In Spanien werden jährlich 60 bis 70 Frauen von ihren Partnern oder Ex-Partnern ermordet. Beinahe hätte auch Marta dazugehört. «Warum gibt es Leibwächter für Politiker, nicht aber für mich? Warum kann der Täter frei herumlaufen, während das Opfer sich verstecken muss?» So fragt Marta, und ihre Sätze haben im Kino, in Radiosendungen und Zeitungsinterviews Millionen von Spaniern erreicht.

Die Macht der Tabus

Zum Internationalen Tag zur Beseitigung von Gewalt gegen Frauen läuft Günter Schwaigers klug und einfühlsam erzählter Film «Martas Koffer» zugleich in Madrid, Rom, Buenos Aires, Belfast, Montevideo, St. Petersburg und anderen grossen Städten. Vielleicht gelingt es ihm damit, ein neues Nachdenken über die Folgen geschlechtsspezifischer Gewalt anzuregen und es zu einer europäischen Aufgabe zu machen.

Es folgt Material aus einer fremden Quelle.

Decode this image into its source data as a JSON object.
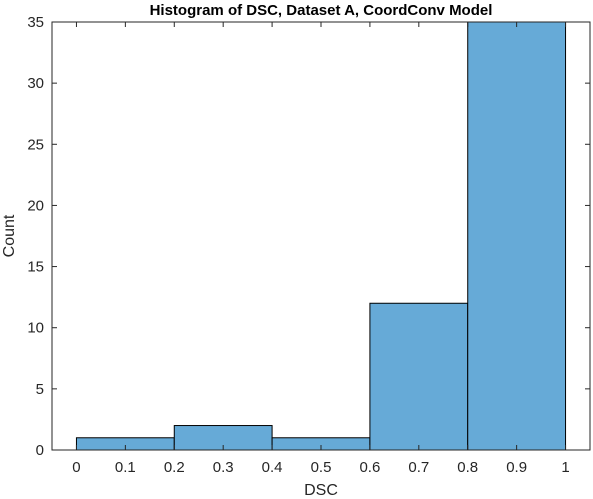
{
  "chart_data": {
    "type": "bar",
    "histogram": true,
    "title": "Histogram of DSC, Dataset A, CoordConv Model",
    "xlabel": "DSC",
    "ylabel": "Count",
    "bin_edges": [
      0,
      0.2,
      0.4,
      0.6,
      0.8,
      1.0
    ],
    "values": [
      1,
      2,
      1,
      12,
      35
    ],
    "xlim": [
      -0.05,
      1.05
    ],
    "ylim": [
      0,
      35
    ],
    "xticks": [
      "0",
      "0.1",
      "0.2",
      "0.3",
      "0.4",
      "0.5",
      "0.6",
      "0.7",
      "0.8",
      "0.9",
      "1"
    ],
    "yticks": [
      "0",
      "5",
      "10",
      "15",
      "20",
      "25",
      "30",
      "35"
    ],
    "grid": false,
    "bar_color": "#66AAD7",
    "edge_color": "#000000"
  }
}
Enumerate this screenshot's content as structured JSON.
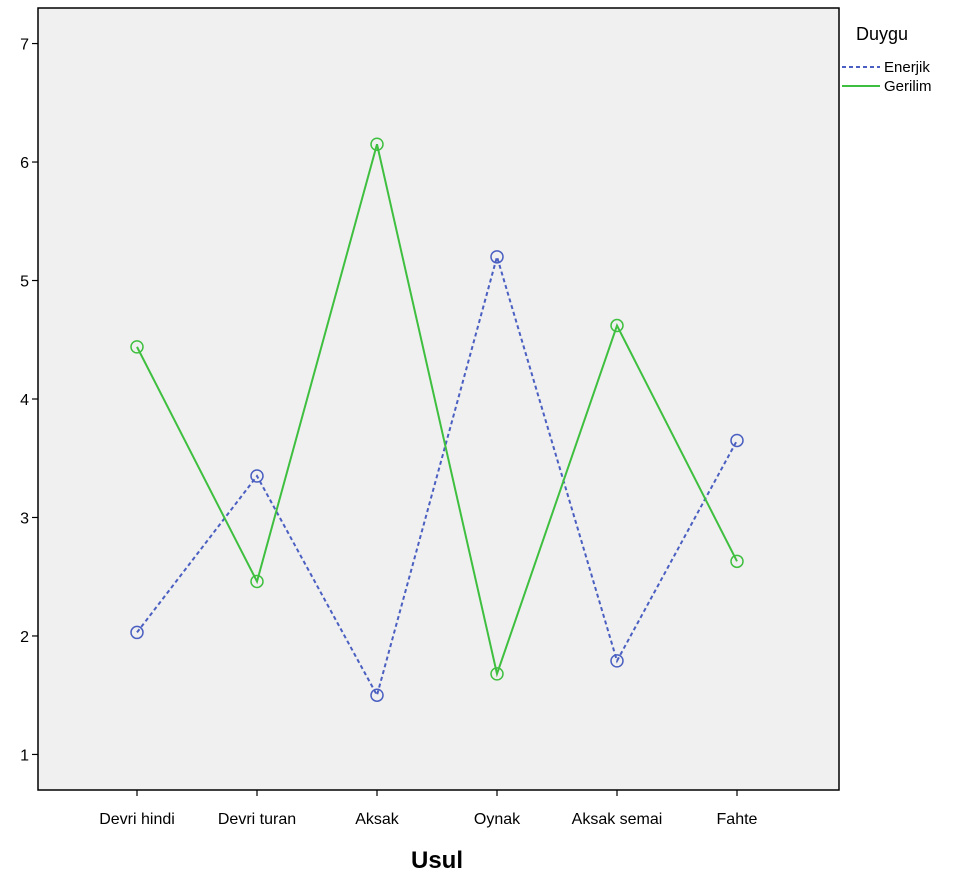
{
  "chart_data": {
    "type": "line",
    "title": "",
    "xlabel": "Usul",
    "ylabel": "",
    "categories": [
      "Devri hindi",
      "Devri turan",
      "Aksak",
      "Oynak",
      "Aksak semai",
      "Fahte"
    ],
    "ylim": [
      0.7,
      7.3
    ],
    "yticks": [
      1,
      2,
      3,
      4,
      5,
      6,
      7
    ],
    "grid": false,
    "legend": {
      "title": "Duygu",
      "placement": "right"
    },
    "series": [
      {
        "name": "Enerjik",
        "values": [
          2.03,
          3.35,
          1.5,
          5.2,
          1.79,
          3.65
        ],
        "color": "#4a5fc1",
        "style": "dashed"
      },
      {
        "name": "Gerilim",
        "values": [
          4.44,
          2.46,
          6.15,
          1.68,
          4.62,
          2.63
        ],
        "color": "#3fbf3f",
        "style": "solid"
      }
    ],
    "plot_background": "#f0f0f0"
  }
}
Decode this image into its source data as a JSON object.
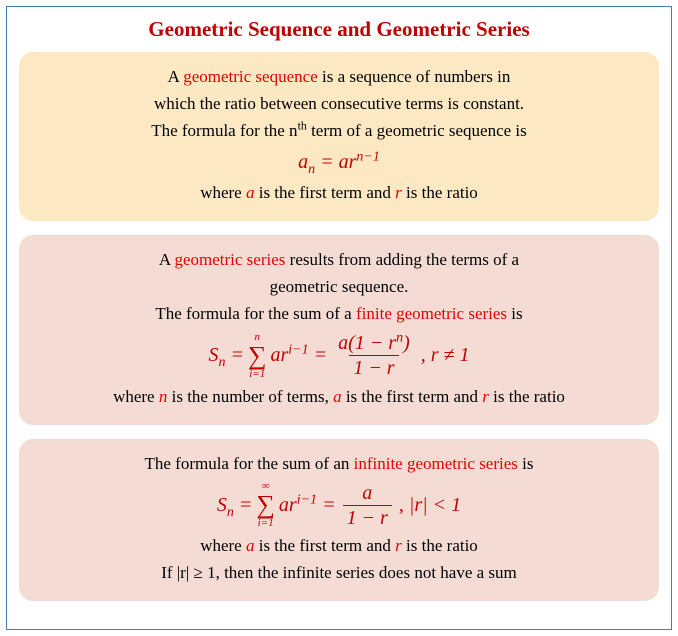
{
  "title": "Geometric Sequence and Geometric Series",
  "card1": {
    "bg": "#fce9c4",
    "line1a": "A ",
    "line1b": "geometric sequence",
    "line1c": " is a sequence of numbers in",
    "line2": "which the ratio between consecutive terms is constant.",
    "line3a": "The formula for the n",
    "line3sup": "th",
    "line3b": " term of a geometric sequence is",
    "formula_lhs": "a",
    "formula_sub": "n",
    "formula_eq": " = ",
    "formula_rhs": "ar",
    "formula_exp": "n−1",
    "line4a": "where ",
    "line4b": "a",
    "line4c": " is the first term and ",
    "line4d": "r",
    "line4e": " is the ratio"
  },
  "card2": {
    "bg": "#f4dcd4",
    "line1a": "A ",
    "line1b": "geometric series",
    "line1c": " results from adding the terms of a",
    "line2": "geometric sequence.",
    "line3a": "The formula for the sum of a ",
    "line3b": "finite geometric series",
    "line3c": " is",
    "f_S": "S",
    "f_Ssub": "n",
    "f_eq": " = ",
    "sigma_top": "n",
    "sigma_sym": "∑",
    "sigma_bot": "i=1",
    "f_term": "ar",
    "f_term_exp": "i−1",
    "frac_num_a": "a",
    "frac_num_b": "(1 − r",
    "frac_num_exp": "n",
    "frac_num_c": ")",
    "frac_den": "1 − r",
    "f_cond": ", r ≠ 1",
    "line4a": "where ",
    "line4b": "n",
    "line4c": " is the number of terms,  ",
    "line4d": "a",
    "line4e": " is the first term and ",
    "line4f": "r",
    "line4g": " is the ratio"
  },
  "card3": {
    "bg": "#f4dcd4",
    "line1a": "The formula for the sum of an ",
    "line1b": "infinite geometric series",
    "line1c": " is",
    "f_S": "S",
    "f_Ssub": "n",
    "f_eq": " = ",
    "sigma_top": "∞",
    "sigma_sym": "∑",
    "sigma_bot": "i=1",
    "f_term": "ar",
    "f_term_exp": "i−1",
    "frac_num": "a",
    "frac_den": "1 − r",
    "f_cond": ", |r| < 1",
    "line2a": "where ",
    "line2b": "a",
    "line2c": " is the first term and ",
    "line2d": "r",
    "line2e": " is the ratio",
    "line3": "If |r| ≥ 1, then the infinite series does not have a sum"
  }
}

Die Tabus um dieses Thema sind mächtiger, als wir ahnen. Die Täter etwa weisen ihre Schuld meist zurück und verweigern sich der Therapie. Und die übrige Gesellschaft hegt über Macho-Verhalten oft Annahmen, die falsch sind. So zeigen Schwaigers Recherchen, dass die Zahl weiblicher Gewaltopfer in Deutschland und Österreich deutlich höher liegt als in Spanien. Bis heute führen diese Länder keine Statistik, die Aufschluss über geschlechtsspezifische Gewalttaten erlauben würde. Der Film «Martas Koffer» bietet die Chance, mit der Aufklärung zu beginnen.